The funds come in the form of RBS’ Capability and Innovation Fund as well as the Incentivized Switching Scheme, both of which are designed to promote competition in the U.K.’s financial services (FinServ) sector and encourage small businesses to switch providers. The funds were established as part of an agreement with the Treasury and the European Commission, as an alternative to RBS divesting its Williams & Glyn subsidiary.
A year after the funds were announced, RBS is reportedly readying to allocate those funds via the independent Banking Competition Remedies (BCR) body. The BCR said it has sent invites to “eligible bodies” — which include banks, lenders and FinTech companies — to apply for the funds at an event later next month. The invites were reportedly sent directly to the CEOs of the invited firms. According to the Evening Express, not all invitees are expected to attend the event, and fewer will be eligible for the funds.
One financial institution (FI) expected to apply is CYBG, which recently announced a planned $2.2 billion acquisition of Virgin Money. TSB Bank and challenger bank Starling are also expected to attend the event, reports said.

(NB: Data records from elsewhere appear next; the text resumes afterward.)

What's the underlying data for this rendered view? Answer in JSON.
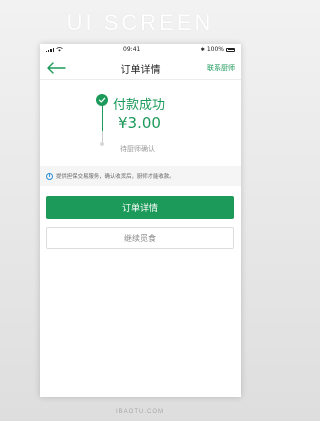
{
  "banner": {
    "title": "UI SCREEN"
  },
  "status_bar": {
    "time": "09:41",
    "battery_text": "100%",
    "bluetooth_symbol": "✱"
  },
  "nav": {
    "title": "订单详情",
    "contact": "联系厨师"
  },
  "payment": {
    "status": "付款成功",
    "amount": "¥3.00",
    "pending_text": "待厨师确认"
  },
  "info": {
    "text": "提供担保交易服务，确认收货后，厨师才能收款。"
  },
  "actions": {
    "primary_label": "订单详情",
    "secondary_label": "继续觅食"
  },
  "footer": {
    "watermark": "IBAOTU.COM"
  },
  "colors": {
    "accent": "#1c9a5a",
    "info_icon": "#2a8fd6"
  }
}
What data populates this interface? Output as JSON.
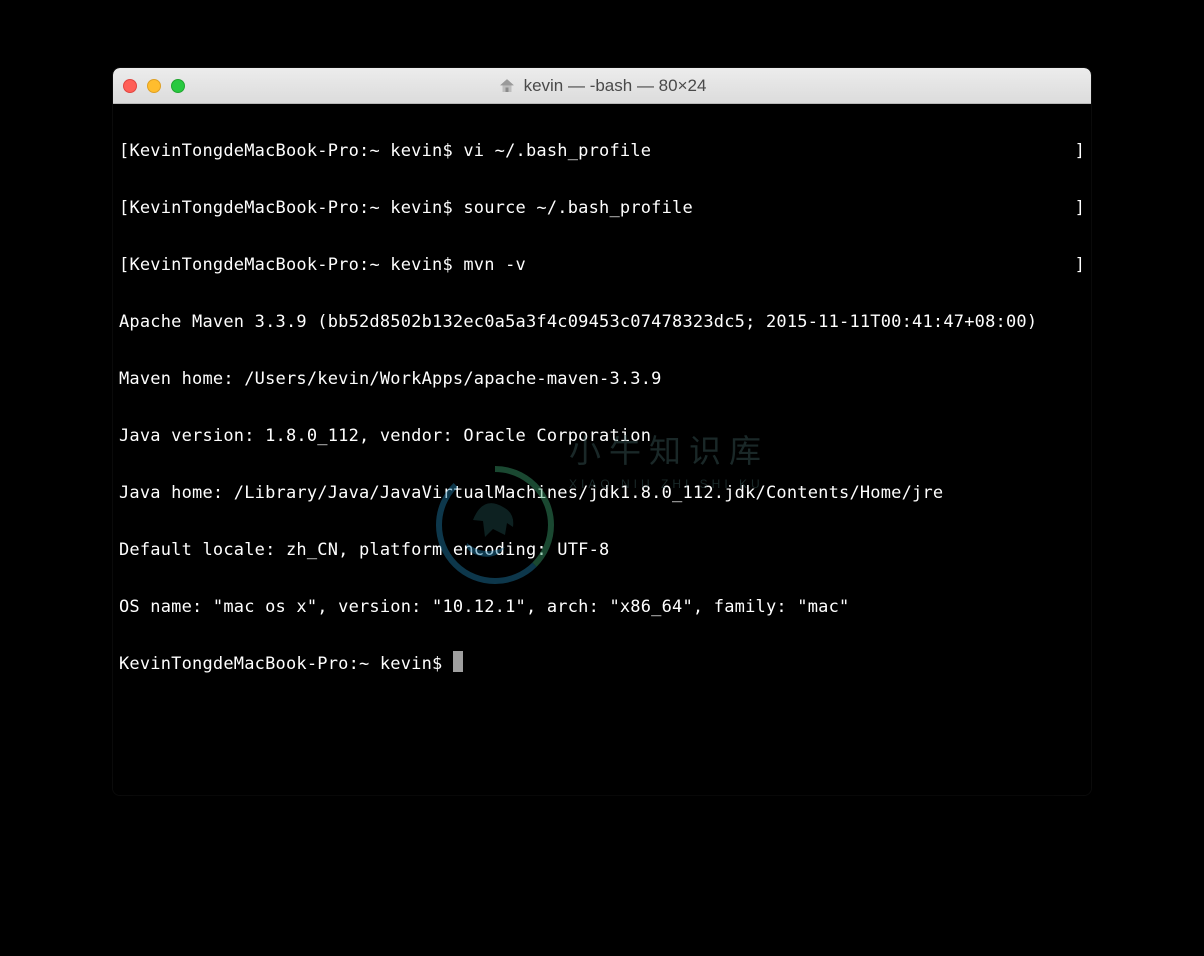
{
  "window": {
    "title": "kevin — -bash — 80×24"
  },
  "prompt": "KevinTongdeMacBook-Pro:~ kevin$",
  "commands": {
    "cmd1": "vi ~/.bash_profile",
    "cmd2": "source ~/.bash_profile",
    "cmd3": "mvn -v"
  },
  "output": {
    "line1": "Apache Maven 3.3.9 (bb52d8502b132ec0a5a3f4c09453c07478323dc5; 2015-11-11T00:41:47+08:00)",
    "line2": "Maven home: /Users/kevin/WorkApps/apache-maven-3.3.9",
    "line3": "Java version: 1.8.0_112, vendor: Oracle Corporation",
    "line4": "Java home: /Library/Java/JavaVirtualMachines/jdk1.8.0_112.jdk/Contents/Home/jre",
    "line5": "Default locale: zh_CN, platform encoding: UTF-8",
    "line6": "OS name: \"mac os x\", version: \"10.12.1\", arch: \"x86_64\", family: \"mac\""
  },
  "brackets": {
    "open": "[",
    "close": "]"
  },
  "watermark": {
    "title": "小牛知识库",
    "subtitle": "XIAO NIU ZHI SHI KU"
  }
}
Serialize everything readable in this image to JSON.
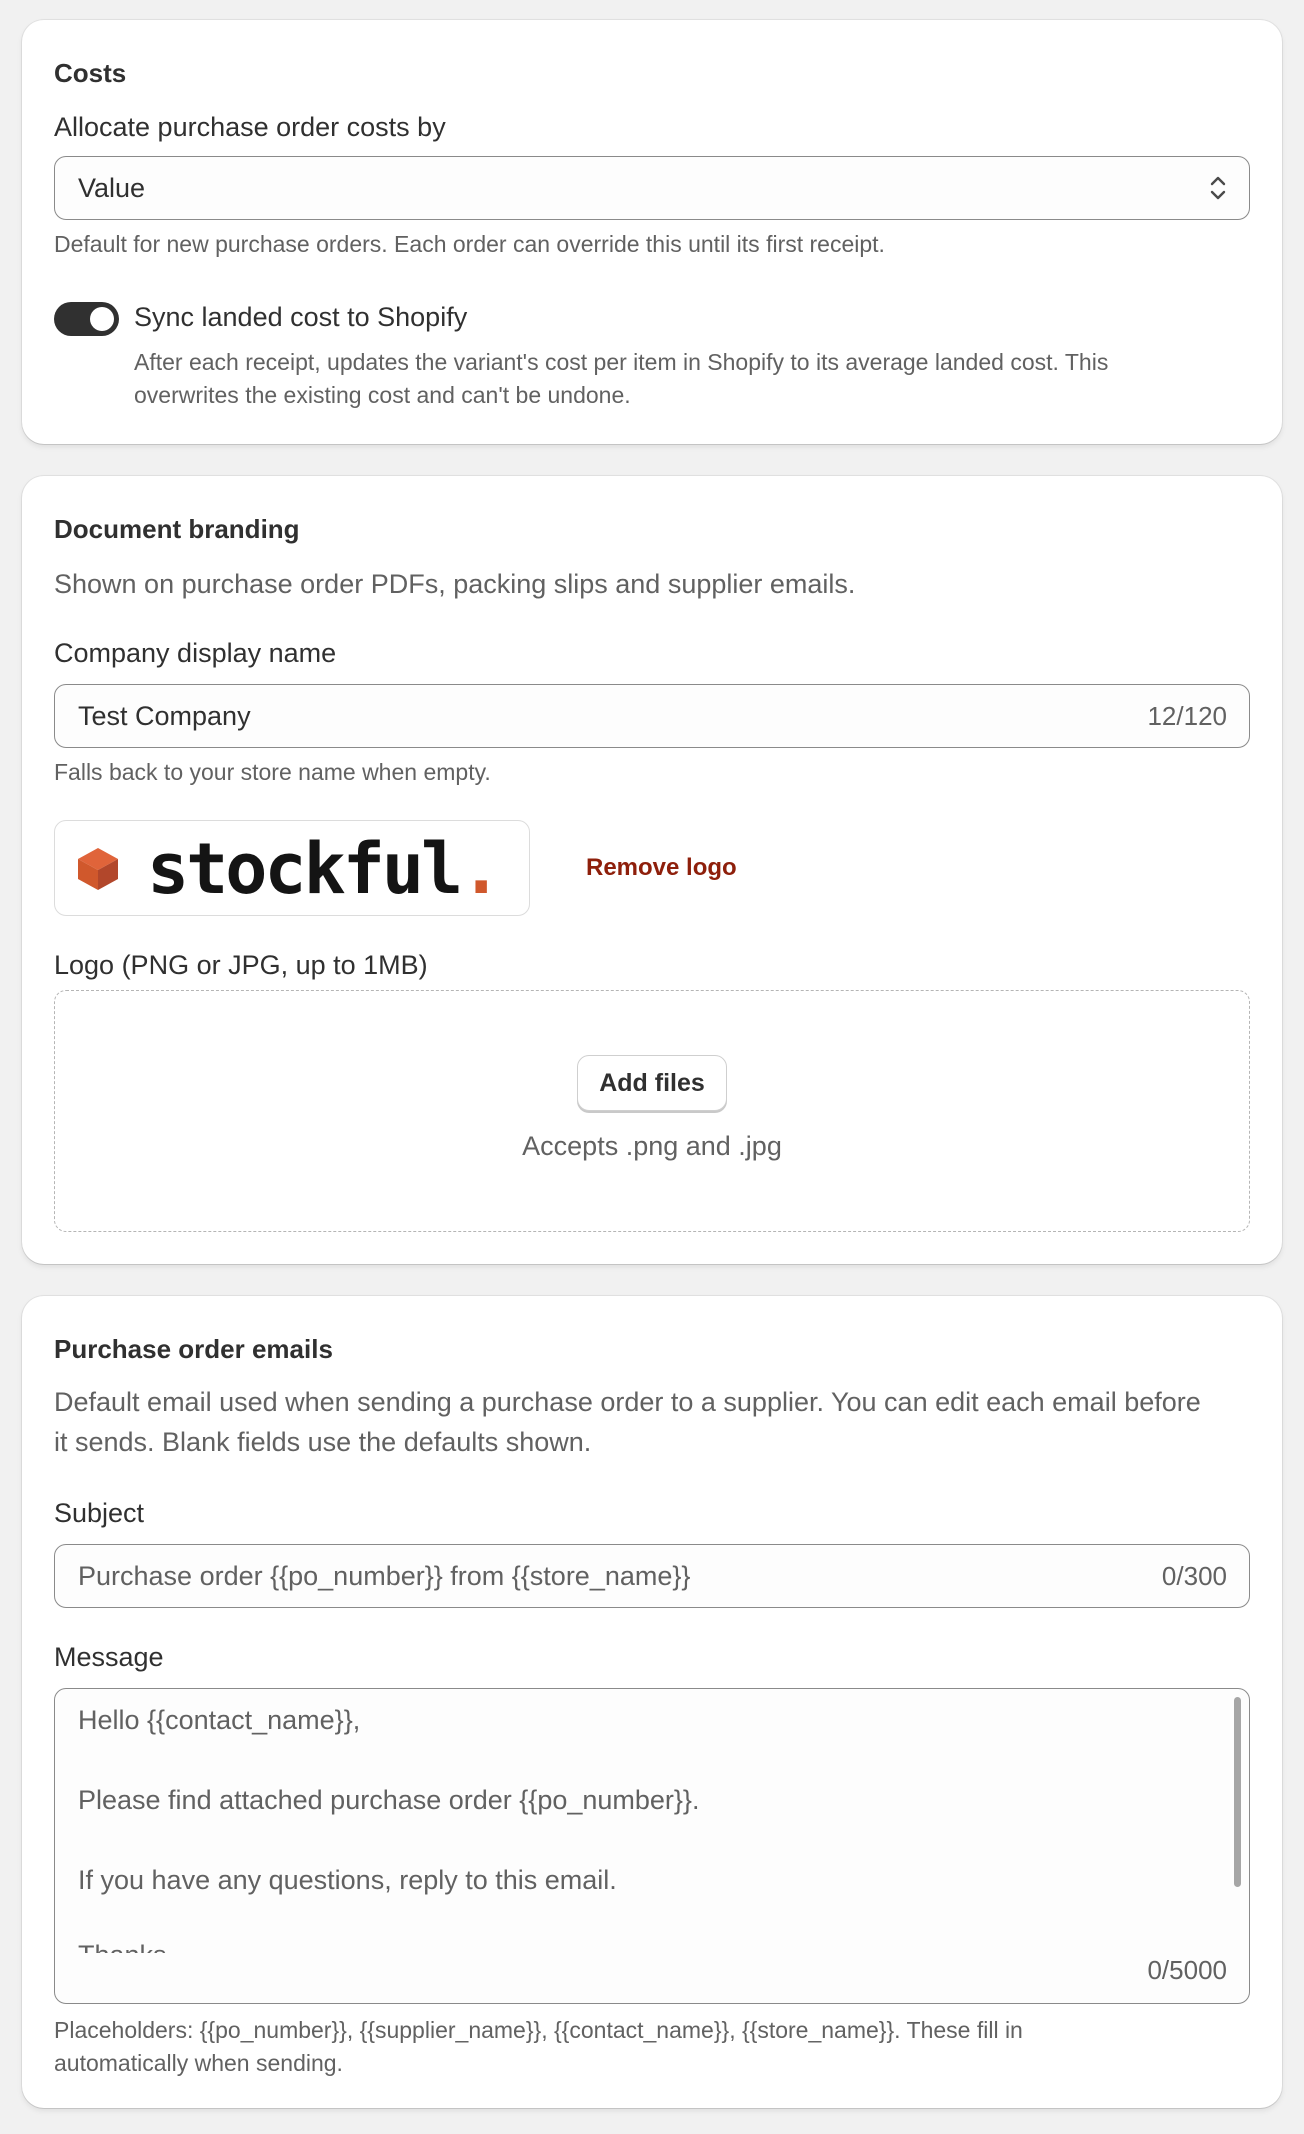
{
  "costs": {
    "title": "Costs",
    "allocate_label": "Allocate purchase order costs by",
    "allocate_value": "Value",
    "allocate_help": "Default for new purchase orders. Each order can override this until its first receipt.",
    "sync_enabled": true,
    "sync_label": "Sync landed cost to Shopify",
    "sync_help_line1": "After each receipt, updates the variant's cost per item in Shopify to its average landed cost. This",
    "sync_help_line2": "overwrites the existing cost and can't be undone."
  },
  "branding": {
    "title": "Document branding",
    "description": "Shown on purchase order PDFs, packing slips and supplier emails.",
    "company_label": "Company display name",
    "company_value": "Test Company",
    "company_count": "12/120",
    "company_help": "Falls back to your store name when empty.",
    "logo_word": "stockful",
    "logo_dot": ".",
    "remove_logo_label": "Remove logo",
    "logo_label": "Logo (PNG or JPG, up to 1MB)",
    "add_files_label": "Add files",
    "accepts_text": "Accepts .png and .jpg",
    "logo_colors": {
      "top": "#e0643a",
      "left": "#d0582c",
      "right": "#b2472b"
    }
  },
  "emails": {
    "title": "Purchase order emails",
    "description_line1": "Default email used when sending a purchase order to a supplier. You can edit each email before",
    "description_line2": "it sends. Blank fields use the defaults shown.",
    "subject_label": "Subject",
    "subject_placeholder": "Purchase order {{po_number}} from {{store_name}}",
    "subject_count": "0/300",
    "message_label": "Message",
    "message_lines": [
      "Hello {{contact_name}},",
      "Please find attached purchase order {{po_number}}.",
      "If you have any questions, reply to this email.",
      "Thanks"
    ],
    "message_count": "0/5000",
    "placeholders_help_line1": "Placeholders: {{po_number}}, {{supplier_name}}, {{contact_name}}, {{store_name}}. These fill in",
    "placeholders_help_line2": "automatically when sending."
  }
}
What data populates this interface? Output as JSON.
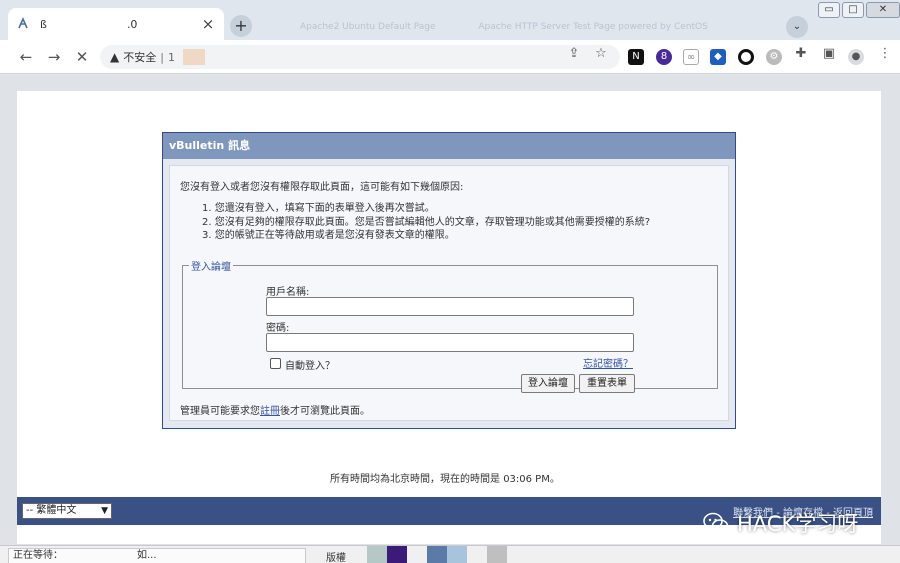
{
  "browser": {
    "tab_title": "ß",
    "tab_title_tail": ".0",
    "tab_close": "×",
    "new_tab": "+",
    "ghost_tabs": [
      "Apache2 Ubuntu Default Page",
      "Apache HTTP Server Test Page powered by CentOS"
    ],
    "tab_search": "⌄",
    "window_controls": {
      "min": "▭",
      "max": "□",
      "close": "✕"
    },
    "nav": {
      "back": "←",
      "forward": "→",
      "stop": "✕"
    },
    "omnibox": {
      "warning_icon": "warning-icon",
      "security_label": "不安全",
      "separator": "|",
      "url": "1"
    },
    "ext_badge": "8"
  },
  "dialog": {
    "header": "vBulletin 訊息",
    "intro": "您沒有登入或者您沒有權限存取此頁面，這可能有如下幾個原因:",
    "reasons": [
      "1. 您還沒有登入，填寫下面的表單登入後再次嘗試。",
      "2. 您沒有足夠的權限存取此頁面。您是否嘗試編輯他人的文章，存取管理功能或其他需要授權的系統?",
      "3. 您的帳號正在等待啟用或者是您沒有發表文章的權限。"
    ],
    "login": {
      "legend": "登入論壇",
      "username_label": "用戶名稱:",
      "username_value": "",
      "password_label": "密碼:",
      "password_value": "",
      "remember_label": "自動登入？",
      "forgot_link": "忘記密碼？",
      "submit_label": "登入論壇",
      "reset_label": "重置表單"
    },
    "admin_note_pre": "管理員可能要求您",
    "admin_note_link": "註冊",
    "admin_note_post": "後才可瀏覽此頁面。"
  },
  "footer": {
    "time_text": "所有時間均為北京時間，現在的時間是",
    "time_value": "03:06 PM",
    "time_suffix": "。",
    "language": "-- 繁體中文",
    "links": "聯繫我們 - 論壇存檔 - 返回頁頂"
  },
  "watermark": {
    "text": "HACK学习呀"
  },
  "status": {
    "left_text": "正在等待：",
    "right_text": "如...",
    "copyright_label": "版權"
  },
  "colors": {
    "header_bg": "#7f97bd",
    "footer_bg": "#3a5185",
    "link": "#3553a6",
    "swatches": [
      "#b4c8c6",
      "#3c1a7a",
      "#5a7aa8",
      "#a8c4dc",
      "#bfbfbf"
    ]
  }
}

Previous reports have confirmed other FIs that will seek out part of RBS’ funds, including Metro Bank, which announced earlier this year that it has spent more than $760,000 on its application preparations. Mortgage lender Nationwide Building Society also said in May that it applied for a grant worth more than $67 million from RBS.
The largest grants will be awarded to FIs that already have “substantive” current account offerings in place, reports said, with the BCR planning to allocate funds for FinServ players to further develop and advance their product offerings.